World Bank on 6 October 2014 released South Asia Economic Focus report. According to the report, the region’s economy will expand by 6 percent in 2015 and by 6.4 percent in 2016 as compared to 5.4 percent in 2014, potentially making it the second fastest growing region in the world after East Asia and the Pacific.
Highlights of the report
• South Asia’s economy will expand by a real 6 percent in 2015 and by 6.4 percent in 2016 compared to 5.4 percent in 2014. The increase of economy is potentially making it the second fastest growing region in the world after East Asia and the Pacific.
• The outlook for South Asia over the next years indicates broad economic stability and a pick-up in growth with potential risks concentrated on the fiscal and structural reform side.
• But the Future growth will increasingly depend on strong investment and export performance.
• Global recovery remains below expectations and has proven uneven in the across major economies like US and Euro Zone.
• Monetary tightening in an increasingly dynamic US and potential deflation in a weak Euro zone constitute sources of risk for developing and emerging market economies alike. However, bigger effects on the fortunes of the region could come from domestic developments.
• Political turmoil and non-sustainable fiscal policies could undermine stability and investor confidence in South Asia whereas sound macroeconomic policies and economic reforms could spur faster growth.
• Exports in the South Asia region have recently shown a strong export performance which is growing in the double digits in most of the countries.

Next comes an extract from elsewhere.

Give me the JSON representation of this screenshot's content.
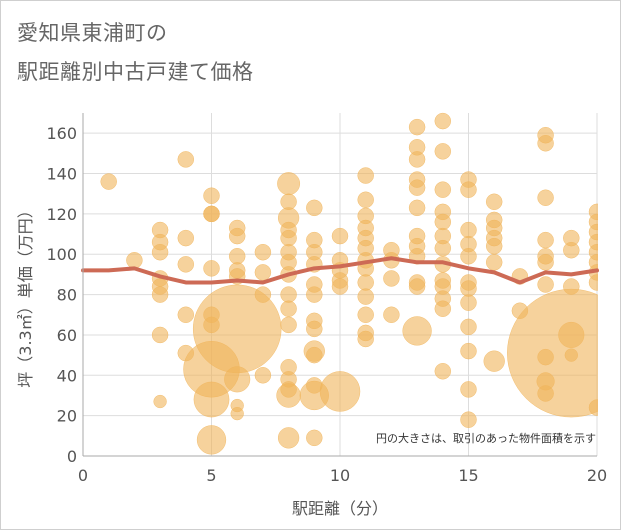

• Sales abroad were boosted by favorable tailwinds, such as the depreciation of the Indian rupee in 2013; there are also deeper trends at play.

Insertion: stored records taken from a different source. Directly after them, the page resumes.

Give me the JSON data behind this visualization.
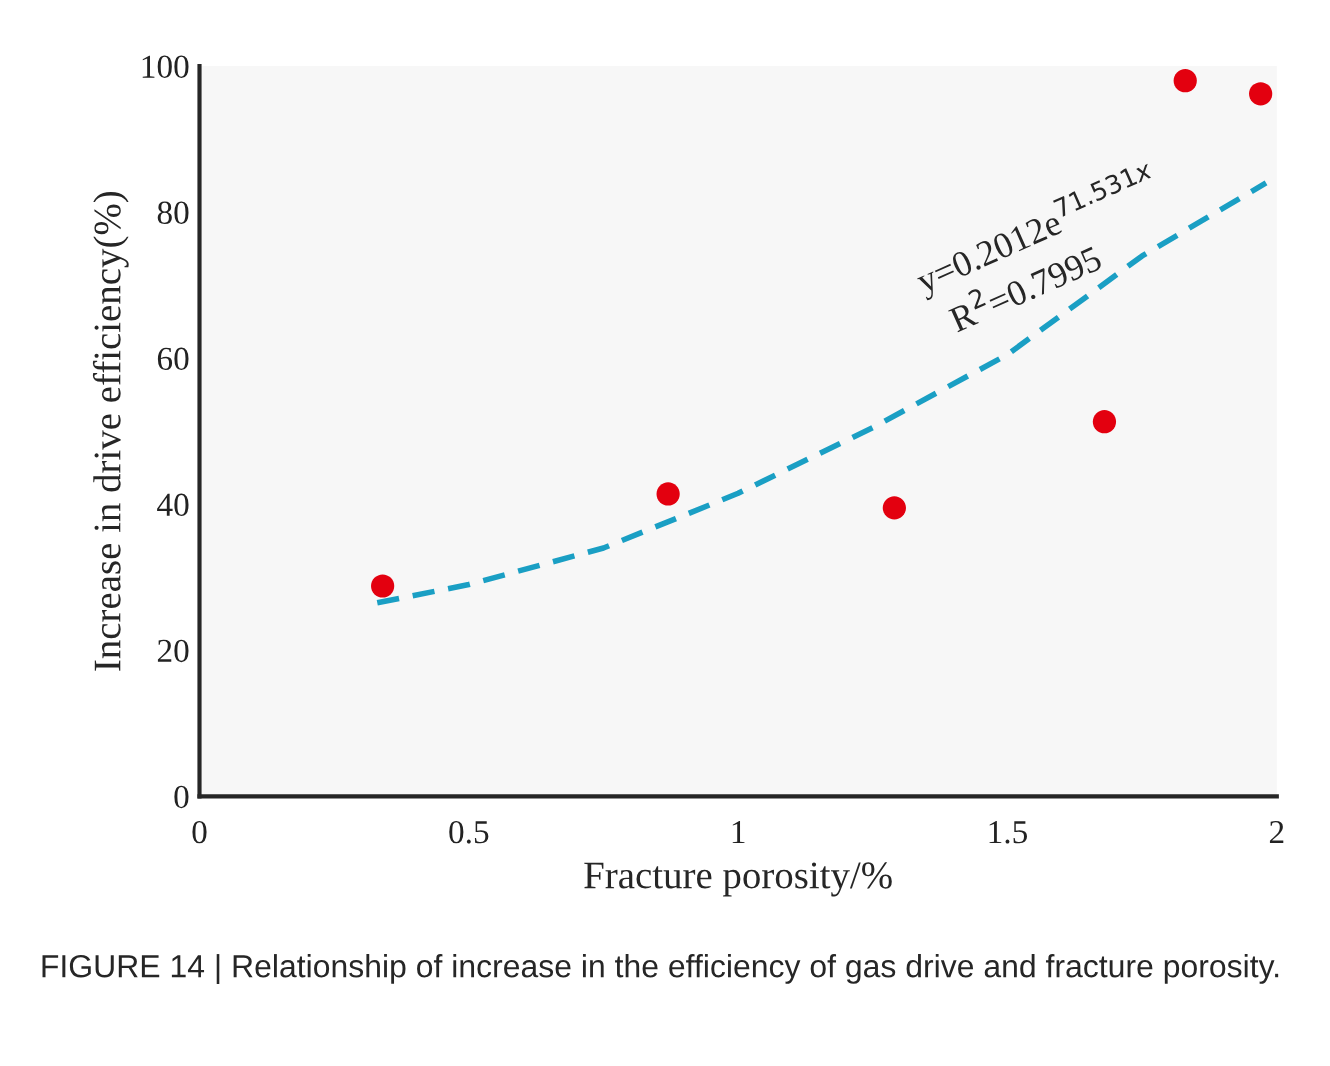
{
  "chart_data": {
    "type": "scatter",
    "xlabel": "Fracture porosity/%",
    "ylabel": "Increase in drive efficiency(%)",
    "series": [
      {
        "color": "#e3000f",
        "marker": "circle",
        "x": [
          0.34,
          0.87,
          1.29,
          1.68,
          1.83,
          1.97
        ],
        "values": [
          28.8,
          41.4,
          39.5,
          51.3,
          98,
          96.2
        ]
      },
      {
        "type": "line",
        "color": "#1a9fc4",
        "line_style": "dashed",
        "marker": "none",
        "x": [
          0.33,
          0.5,
          0.75,
          1.0,
          1.25,
          1.5,
          1.75,
          1.98
        ],
        "values": [
          26.5,
          29,
          34,
          41.5,
          50.5,
          60.5,
          74,
          84
        ]
      }
    ],
    "xlim": [
      0,
      2
    ],
    "xticks": [
      0,
      0.5,
      1,
      1.5,
      2
    ],
    "ylim": [
      0,
      100
    ],
    "yticks": [
      0,
      20,
      40,
      60,
      80,
      100
    ],
    "grid": false,
    "legend": false,
    "annotations": [
      {
        "text": "y=0.2012e$^{71.531x}$",
        "x": 1.5,
        "y": 60.5
      },
      {
        "text": "R$^{2}$=0.7995",
        "x": 1.5,
        "y": 60.5
      },
      "FIGURE 14 | Relationship of increase in the efficiency of gas drive and fracture porosity."
    ]
  }
}
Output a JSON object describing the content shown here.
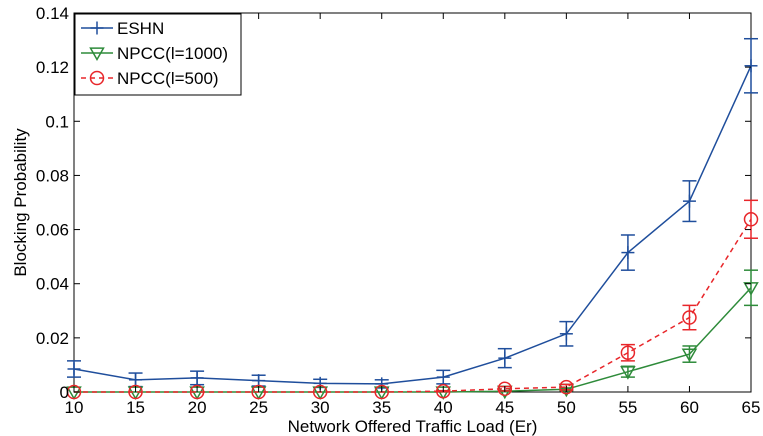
{
  "chart_data": {
    "type": "line",
    "xlabel": "Network Offered Traffic Load (Er)",
    "ylabel": "Blocking Probability",
    "xlim": [
      10,
      65
    ],
    "ylim": [
      0,
      0.14
    ],
    "x_ticks": [
      10,
      15,
      20,
      25,
      30,
      35,
      40,
      45,
      50,
      55,
      60,
      65
    ],
    "y_ticks": [
      0,
      0.02,
      0.04,
      0.06,
      0.08,
      0.1,
      0.12,
      0.14
    ],
    "y_tick_labels": [
      "0",
      "0.02",
      "0.04",
      "0.06",
      "0.08",
      "0.1",
      "0.12",
      "0.14"
    ],
    "x": [
      10,
      15,
      20,
      25,
      30,
      35,
      40,
      45,
      50,
      55,
      60,
      65
    ],
    "grid": false,
    "legend_position": "top-left",
    "series": [
      {
        "name": "ESHN",
        "color": "#1f4e9c",
        "marker": "plus",
        "line_style": "solid",
        "values": [
          0.0085,
          0.0045,
          0.0052,
          0.0042,
          0.0032,
          0.003,
          0.0055,
          0.0125,
          0.0215,
          0.0515,
          0.0705,
          0.1205
        ],
        "err": [
          0.003,
          0.0025,
          0.0025,
          0.002,
          0.0015,
          0.0015,
          0.0025,
          0.0035,
          0.0045,
          0.0065,
          0.0075,
          0.01
        ]
      },
      {
        "name": "NPCC(l=1000)",
        "color": "#2e8b3a",
        "marker": "triangle-down",
        "line_style": "solid",
        "values": [
          0,
          0,
          0,
          0,
          0,
          0,
          0,
          0.0003,
          0.001,
          0.0075,
          0.014,
          0.0385
        ],
        "err": [
          0,
          0,
          0,
          0,
          0,
          0,
          0,
          0.0002,
          0.0005,
          0.002,
          0.003,
          0.0065
        ]
      },
      {
        "name": "NPCC(l=500)",
        "color": "#e8262a",
        "marker": "circle",
        "line_style": "dashed",
        "values": [
          0,
          0,
          0,
          0,
          0,
          0,
          0.0003,
          0.0012,
          0.0018,
          0.0145,
          0.0275,
          0.0638
        ],
        "err": [
          0,
          0,
          0,
          0,
          0,
          0,
          0.0002,
          0.0008,
          0.001,
          0.003,
          0.0045,
          0.007
        ]
      }
    ]
  }
}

• Export diversification by type of product increased, as did the share of emerging markets in total exports. These are manifestations of an increasingly stronger position of the region in global markets.

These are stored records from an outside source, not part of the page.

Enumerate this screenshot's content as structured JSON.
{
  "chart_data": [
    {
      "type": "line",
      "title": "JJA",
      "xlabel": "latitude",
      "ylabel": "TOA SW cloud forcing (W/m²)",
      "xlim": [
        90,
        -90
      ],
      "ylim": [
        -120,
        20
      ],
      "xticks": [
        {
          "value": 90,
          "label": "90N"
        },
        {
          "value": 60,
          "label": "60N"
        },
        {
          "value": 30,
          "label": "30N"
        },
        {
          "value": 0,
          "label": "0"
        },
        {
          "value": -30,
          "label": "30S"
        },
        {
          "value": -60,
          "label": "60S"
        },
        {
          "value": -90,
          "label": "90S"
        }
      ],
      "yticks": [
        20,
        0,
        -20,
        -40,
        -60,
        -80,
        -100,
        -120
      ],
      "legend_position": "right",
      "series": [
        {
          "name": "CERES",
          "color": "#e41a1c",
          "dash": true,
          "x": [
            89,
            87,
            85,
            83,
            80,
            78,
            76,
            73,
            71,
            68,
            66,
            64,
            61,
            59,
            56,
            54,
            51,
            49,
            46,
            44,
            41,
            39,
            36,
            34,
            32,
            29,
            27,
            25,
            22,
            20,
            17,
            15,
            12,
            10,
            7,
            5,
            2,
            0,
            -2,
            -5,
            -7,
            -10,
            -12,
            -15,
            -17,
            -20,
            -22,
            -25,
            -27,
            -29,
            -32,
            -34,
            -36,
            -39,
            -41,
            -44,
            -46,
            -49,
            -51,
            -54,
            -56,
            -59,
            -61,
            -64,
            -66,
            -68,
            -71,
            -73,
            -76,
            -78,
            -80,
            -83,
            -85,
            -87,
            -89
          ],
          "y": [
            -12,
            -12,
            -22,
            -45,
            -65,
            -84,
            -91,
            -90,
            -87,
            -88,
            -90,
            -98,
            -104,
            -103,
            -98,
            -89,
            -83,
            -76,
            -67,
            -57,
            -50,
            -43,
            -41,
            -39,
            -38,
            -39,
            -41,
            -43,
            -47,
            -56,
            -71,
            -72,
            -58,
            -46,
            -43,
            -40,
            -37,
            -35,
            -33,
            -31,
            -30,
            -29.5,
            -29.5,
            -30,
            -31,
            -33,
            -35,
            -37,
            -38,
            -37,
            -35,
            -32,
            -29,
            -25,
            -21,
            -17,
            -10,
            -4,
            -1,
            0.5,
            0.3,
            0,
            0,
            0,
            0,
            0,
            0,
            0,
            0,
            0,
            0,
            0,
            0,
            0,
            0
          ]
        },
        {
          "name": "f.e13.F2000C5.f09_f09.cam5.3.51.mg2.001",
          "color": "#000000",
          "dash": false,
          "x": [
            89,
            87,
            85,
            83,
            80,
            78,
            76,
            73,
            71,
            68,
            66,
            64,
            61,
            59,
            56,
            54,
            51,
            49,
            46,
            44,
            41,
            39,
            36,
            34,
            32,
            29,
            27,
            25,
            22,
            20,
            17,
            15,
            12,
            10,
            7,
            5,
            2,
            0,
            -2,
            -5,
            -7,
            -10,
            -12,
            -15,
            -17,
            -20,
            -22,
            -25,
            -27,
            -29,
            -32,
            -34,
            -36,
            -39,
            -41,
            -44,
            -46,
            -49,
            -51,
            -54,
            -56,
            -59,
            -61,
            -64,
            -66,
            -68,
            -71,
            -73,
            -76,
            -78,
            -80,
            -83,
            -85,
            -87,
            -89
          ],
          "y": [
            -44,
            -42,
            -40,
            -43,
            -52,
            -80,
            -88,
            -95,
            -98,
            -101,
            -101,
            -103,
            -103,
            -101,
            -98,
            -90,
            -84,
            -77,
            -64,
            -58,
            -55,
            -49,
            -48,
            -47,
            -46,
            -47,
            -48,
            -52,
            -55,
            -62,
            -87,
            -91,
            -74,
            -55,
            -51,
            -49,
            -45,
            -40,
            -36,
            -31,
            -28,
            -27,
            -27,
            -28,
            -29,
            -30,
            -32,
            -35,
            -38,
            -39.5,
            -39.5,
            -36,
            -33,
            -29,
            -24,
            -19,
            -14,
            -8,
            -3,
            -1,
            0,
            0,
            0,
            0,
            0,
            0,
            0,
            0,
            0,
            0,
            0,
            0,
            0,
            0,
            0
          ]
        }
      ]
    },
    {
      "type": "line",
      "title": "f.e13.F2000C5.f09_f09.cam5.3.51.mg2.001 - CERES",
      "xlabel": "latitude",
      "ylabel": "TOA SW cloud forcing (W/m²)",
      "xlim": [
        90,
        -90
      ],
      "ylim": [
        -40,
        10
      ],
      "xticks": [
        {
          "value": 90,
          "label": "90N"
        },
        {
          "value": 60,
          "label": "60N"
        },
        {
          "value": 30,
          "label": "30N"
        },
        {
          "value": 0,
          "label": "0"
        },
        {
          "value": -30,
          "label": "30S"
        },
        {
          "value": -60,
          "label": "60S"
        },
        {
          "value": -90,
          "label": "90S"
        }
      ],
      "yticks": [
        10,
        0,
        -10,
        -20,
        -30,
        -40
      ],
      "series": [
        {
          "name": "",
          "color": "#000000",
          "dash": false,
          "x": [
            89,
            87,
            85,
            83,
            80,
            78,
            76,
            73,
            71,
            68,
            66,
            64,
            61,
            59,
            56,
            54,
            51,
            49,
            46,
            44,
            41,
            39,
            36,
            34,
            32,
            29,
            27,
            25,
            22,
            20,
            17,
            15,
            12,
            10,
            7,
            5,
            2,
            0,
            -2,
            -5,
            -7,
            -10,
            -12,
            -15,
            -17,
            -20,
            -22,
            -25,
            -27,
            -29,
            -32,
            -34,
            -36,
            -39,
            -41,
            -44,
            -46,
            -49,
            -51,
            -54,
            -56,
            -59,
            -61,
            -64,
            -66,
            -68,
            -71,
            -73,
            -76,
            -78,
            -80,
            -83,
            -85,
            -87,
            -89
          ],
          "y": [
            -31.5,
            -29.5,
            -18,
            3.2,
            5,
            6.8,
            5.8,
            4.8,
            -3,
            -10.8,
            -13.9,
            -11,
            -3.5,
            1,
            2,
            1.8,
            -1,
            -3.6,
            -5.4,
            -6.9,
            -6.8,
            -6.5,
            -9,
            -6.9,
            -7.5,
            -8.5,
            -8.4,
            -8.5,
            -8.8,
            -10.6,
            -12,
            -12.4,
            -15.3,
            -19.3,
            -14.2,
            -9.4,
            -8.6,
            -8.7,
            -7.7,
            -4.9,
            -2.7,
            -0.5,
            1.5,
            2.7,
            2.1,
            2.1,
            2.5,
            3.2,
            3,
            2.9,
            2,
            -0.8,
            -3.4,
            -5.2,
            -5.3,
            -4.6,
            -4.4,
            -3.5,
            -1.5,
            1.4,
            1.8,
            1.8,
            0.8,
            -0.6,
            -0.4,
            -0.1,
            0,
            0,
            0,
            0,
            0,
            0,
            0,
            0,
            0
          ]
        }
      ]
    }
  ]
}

• South Asia has an opportunity to become the manufacturing hub of the world since East Asian labour costs increased but achieving this will require boosting competitiveness.
• Other countries in South Asia are Afghanistan, Bangladesh, Bhutan, Maldives, Nepal, Pakistan and Sri Lanka.
• Pakistan’s economic growth is forecast at 4.4 percent in FY2015 after 4.1 percent in 2014. Recent political turmoil of Pakistan had damaged investor confidence and thereby weakened growth prospects.
• Bangladesh is forecast to grow by 6.2 percent in 2015 and an estimated 6.1 percent in 2014.
• Sri Lanka is expected to continue its strong growth at 8.2 percent in 2015 rising from 7.8 percent in 2014.
• Afghanistan is on a more fragile path, dominated by security and political concerns, after having grown by a modest 1.5 percent in 2013.
• The report claims that the Indian economy will comprise 80 percent of the region’s output, which is set to grow by 6.4 percent in fiscal year (FY) 2015-16 after 5.6 percent in FY 2014-15.
• According to report, India is benefiting from a Modi dividend as the economic activity kept floating by expectations from the newly elected government of Prime Minister Narendra Modi.
• Recovery of US economy will provide a market for Indian merchandise and service exports. Private investment is expected to pick up, and declining oil prices should boost private sector competitiveness.
• But economic reforms will be needed for India to achieve its full long-term growth potential.